Há fortes evidências
no meu corpo.
Certas marcas foram revisadas e apontam
segredos estranhos, achados de infância que a memória teima
em atiçar mas não denuncia com a facilidade esperada.
A mancha escura no tórax foi
de cachaça. Comprei uma garrafa de Tatuzinho para meu pai, na venda
da esquina e, lépido, atrevido, amorceguei no estribo de um cadillac,
sentindo o vento nos cabelos, a secura na boca e o coração
trilitando suas câmaras nas têmporas.
O cadillac, com a benevolência
amiga do seu dono, ondulava pela rua de paralelepípedos, calmamente.
A aventura se completa num arroubo
de ousadia.
Saltei com o cadillac ainda em movimento,
cai, esmaguei a garrafa de cachaça no peito. Feridas, vidro enterrado
na carne.
Cachaça perdida no vão
da infância, passo a mão na ferida.
Mancha preta. Amiga.
Méier, zona norte, Rio...
tarde de fila dos anos sessenta, saúde, mamãe de cenho franzido,
minha mão na dela... moça com agulhas de vacina. Mil picadas
no ombro direito, sorriso amarelo, dor rápida e sangue pouco. Mamãe,
um beijo.
Meu coração de menino
rompe-se, aflorando um coração de homem, que fantasiei desde
antes, palpitando na fila, comemorando a coragem que viria.
Cicatrizes movem-se quando a gente
cresce. Minha cicatriz de vacina, antes grande como uma moeda, hoje jaz
no meio do braço, quase apagada. Meu coração de homem
dentro dela, silencioso.
Um homem de trinta anos pode se dizer
feliz. E eu era.
Pendurava meu filho de cinco anos
pelas mãos, levantava-o e rodopiava seu corpinho para trás,
como fazem os trapezistas. Ele era feliz e sabia, pedia mais e pedia mais
e pedia mais...
Um homem de trinta anos também
se cansa e, sorrindo e falando, demonstrei a ele que a brincadeira tinha
seu final. Ira, um chute na canela, sapato de bico.

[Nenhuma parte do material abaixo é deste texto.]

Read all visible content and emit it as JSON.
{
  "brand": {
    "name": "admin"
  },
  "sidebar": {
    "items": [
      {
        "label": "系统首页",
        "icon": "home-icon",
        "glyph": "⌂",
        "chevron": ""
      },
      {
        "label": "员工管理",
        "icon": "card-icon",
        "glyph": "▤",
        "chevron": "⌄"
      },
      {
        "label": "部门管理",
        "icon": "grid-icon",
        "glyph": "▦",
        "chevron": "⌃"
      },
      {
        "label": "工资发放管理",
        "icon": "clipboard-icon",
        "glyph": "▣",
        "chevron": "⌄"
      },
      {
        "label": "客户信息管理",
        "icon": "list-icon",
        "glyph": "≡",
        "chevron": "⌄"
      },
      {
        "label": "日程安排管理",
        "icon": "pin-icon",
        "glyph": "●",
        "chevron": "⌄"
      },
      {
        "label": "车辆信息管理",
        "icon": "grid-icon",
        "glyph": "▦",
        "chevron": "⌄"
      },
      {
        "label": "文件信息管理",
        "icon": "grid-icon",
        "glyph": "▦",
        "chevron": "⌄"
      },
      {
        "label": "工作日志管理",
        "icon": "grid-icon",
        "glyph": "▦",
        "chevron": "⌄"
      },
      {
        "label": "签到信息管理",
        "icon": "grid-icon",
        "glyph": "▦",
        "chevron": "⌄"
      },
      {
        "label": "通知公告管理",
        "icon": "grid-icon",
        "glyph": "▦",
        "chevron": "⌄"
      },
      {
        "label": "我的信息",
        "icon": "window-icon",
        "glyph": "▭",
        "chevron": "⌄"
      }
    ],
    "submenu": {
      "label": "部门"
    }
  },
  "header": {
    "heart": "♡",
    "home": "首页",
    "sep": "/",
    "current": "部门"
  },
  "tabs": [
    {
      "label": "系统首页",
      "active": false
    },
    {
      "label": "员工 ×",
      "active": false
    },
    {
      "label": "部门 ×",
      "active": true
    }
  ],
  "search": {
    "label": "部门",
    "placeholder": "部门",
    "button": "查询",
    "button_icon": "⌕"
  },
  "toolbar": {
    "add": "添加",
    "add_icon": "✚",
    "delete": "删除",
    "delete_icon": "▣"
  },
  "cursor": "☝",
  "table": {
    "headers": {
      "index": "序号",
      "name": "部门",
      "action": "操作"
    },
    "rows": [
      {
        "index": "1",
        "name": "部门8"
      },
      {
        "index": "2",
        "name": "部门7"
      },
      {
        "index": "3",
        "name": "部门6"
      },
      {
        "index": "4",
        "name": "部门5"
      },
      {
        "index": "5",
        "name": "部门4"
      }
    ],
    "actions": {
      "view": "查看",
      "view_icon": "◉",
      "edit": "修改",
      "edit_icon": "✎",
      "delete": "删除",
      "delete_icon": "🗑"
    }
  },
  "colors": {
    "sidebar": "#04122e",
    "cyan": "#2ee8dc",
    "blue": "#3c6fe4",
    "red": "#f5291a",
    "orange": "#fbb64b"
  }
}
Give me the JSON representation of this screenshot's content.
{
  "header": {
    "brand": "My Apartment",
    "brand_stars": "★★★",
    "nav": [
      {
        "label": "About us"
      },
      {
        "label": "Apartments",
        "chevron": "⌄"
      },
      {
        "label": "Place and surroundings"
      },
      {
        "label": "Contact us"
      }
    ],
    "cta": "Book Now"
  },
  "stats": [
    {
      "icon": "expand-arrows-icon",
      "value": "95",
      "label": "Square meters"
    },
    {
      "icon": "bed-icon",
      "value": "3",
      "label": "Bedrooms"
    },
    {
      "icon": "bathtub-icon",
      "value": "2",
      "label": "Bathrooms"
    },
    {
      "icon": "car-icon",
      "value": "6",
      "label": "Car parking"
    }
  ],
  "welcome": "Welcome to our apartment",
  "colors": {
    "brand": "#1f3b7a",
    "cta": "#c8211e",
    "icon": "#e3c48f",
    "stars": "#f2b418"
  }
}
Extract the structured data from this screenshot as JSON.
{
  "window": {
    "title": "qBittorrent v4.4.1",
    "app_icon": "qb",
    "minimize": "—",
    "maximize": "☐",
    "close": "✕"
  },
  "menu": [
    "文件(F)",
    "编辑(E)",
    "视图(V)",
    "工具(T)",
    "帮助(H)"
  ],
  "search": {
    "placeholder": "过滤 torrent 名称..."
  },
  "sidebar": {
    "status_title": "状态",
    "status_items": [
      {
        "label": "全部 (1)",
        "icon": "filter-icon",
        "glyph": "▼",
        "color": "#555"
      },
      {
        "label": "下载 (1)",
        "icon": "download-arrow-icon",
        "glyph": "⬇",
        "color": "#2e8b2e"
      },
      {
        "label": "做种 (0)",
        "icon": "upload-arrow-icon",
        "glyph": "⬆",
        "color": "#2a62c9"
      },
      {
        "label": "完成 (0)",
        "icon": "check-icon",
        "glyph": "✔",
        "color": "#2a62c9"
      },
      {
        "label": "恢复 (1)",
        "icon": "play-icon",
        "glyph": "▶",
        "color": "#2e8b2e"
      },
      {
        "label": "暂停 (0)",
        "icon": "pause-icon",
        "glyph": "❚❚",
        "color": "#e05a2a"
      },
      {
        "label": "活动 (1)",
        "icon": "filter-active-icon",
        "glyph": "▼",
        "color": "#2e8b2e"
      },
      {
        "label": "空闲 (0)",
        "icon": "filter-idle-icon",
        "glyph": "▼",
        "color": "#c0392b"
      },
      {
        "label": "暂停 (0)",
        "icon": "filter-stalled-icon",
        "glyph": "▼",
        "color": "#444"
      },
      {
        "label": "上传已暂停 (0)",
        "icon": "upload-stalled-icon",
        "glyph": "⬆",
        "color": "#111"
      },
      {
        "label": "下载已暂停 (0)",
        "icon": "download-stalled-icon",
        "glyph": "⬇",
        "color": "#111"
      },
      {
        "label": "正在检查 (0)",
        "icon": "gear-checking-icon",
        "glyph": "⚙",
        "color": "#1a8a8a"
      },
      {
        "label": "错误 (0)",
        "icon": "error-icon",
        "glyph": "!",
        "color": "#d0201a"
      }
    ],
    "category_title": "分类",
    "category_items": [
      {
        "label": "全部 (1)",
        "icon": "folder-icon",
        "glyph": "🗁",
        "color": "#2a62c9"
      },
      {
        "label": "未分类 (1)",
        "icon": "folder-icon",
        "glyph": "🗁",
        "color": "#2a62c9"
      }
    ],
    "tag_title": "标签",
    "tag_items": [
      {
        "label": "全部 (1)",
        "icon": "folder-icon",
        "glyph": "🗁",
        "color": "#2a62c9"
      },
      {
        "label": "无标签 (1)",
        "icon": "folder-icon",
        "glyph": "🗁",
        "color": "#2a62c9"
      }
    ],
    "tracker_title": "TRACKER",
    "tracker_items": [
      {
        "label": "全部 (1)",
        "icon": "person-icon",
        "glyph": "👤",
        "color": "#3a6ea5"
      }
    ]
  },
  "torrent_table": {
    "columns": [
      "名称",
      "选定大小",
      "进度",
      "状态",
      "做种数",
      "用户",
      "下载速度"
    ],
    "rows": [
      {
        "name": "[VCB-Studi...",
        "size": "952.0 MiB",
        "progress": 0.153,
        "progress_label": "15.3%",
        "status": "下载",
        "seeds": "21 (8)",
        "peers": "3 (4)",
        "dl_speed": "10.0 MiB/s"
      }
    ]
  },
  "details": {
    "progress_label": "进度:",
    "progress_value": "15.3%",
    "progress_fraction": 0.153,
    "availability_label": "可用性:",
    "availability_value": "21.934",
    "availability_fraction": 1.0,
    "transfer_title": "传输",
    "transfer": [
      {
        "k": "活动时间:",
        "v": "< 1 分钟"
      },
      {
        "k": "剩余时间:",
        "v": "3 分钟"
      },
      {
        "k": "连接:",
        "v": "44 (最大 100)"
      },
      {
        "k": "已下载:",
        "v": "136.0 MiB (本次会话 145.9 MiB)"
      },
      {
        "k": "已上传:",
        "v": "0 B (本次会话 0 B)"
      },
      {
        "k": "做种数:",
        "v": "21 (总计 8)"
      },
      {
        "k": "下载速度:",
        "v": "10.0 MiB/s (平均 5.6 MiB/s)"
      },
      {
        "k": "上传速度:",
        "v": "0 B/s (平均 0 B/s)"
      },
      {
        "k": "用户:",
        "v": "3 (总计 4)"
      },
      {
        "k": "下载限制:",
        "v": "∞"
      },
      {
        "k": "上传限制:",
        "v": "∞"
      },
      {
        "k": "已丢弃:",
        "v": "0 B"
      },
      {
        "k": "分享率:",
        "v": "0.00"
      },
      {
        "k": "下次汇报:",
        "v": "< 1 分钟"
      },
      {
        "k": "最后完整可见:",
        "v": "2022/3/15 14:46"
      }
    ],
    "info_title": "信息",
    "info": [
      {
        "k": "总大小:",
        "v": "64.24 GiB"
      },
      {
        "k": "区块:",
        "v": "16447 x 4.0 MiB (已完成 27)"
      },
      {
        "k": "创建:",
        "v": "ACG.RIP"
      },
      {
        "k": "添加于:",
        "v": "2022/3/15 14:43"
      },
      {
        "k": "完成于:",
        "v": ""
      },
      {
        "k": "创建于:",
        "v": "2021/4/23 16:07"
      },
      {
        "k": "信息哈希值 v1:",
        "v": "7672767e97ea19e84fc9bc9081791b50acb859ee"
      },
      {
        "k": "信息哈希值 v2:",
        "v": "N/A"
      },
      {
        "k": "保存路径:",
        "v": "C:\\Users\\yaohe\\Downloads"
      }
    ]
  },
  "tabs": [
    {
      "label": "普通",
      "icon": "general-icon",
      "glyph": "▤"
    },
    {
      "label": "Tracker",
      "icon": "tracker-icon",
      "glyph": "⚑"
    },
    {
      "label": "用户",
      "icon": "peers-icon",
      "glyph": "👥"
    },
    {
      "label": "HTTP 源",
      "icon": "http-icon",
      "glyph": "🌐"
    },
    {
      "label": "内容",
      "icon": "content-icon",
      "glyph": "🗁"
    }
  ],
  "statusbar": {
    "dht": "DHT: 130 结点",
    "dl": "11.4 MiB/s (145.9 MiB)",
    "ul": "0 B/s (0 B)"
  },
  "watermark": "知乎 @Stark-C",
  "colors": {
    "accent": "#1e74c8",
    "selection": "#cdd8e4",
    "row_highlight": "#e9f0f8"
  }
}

Fiquei olhando aquela tempestade
de gente, cerrando os dentes, brilhando os olhos diante de mim, a dor crescendo,
a perplexidade superando a dor... Um enorme galo no meio da canela mostrava
que um vaso havia rompido.
Ele, ainda no suor da ira, olha meu
ferimento e mareja os olhos.
Eu, piorado do sentimento, abracei-o
e choramos juntos.
Marcas ficam no corpo. São
feridas que o tempo acaricia.
No espelho procuro marcas da alma,
penetrando no próprio fundo através dos olhos.
Essas marcas não as identifico.
Misturaram-se nos compartimentos do eu, invadindo tudo.
Eu as sinto quando algum medo estúpido
aflora o juízo, quando me emociono com imagens de filmes e letras
de música.
Há mil milhões de avisos
nas marcas/feridas que trago comigo.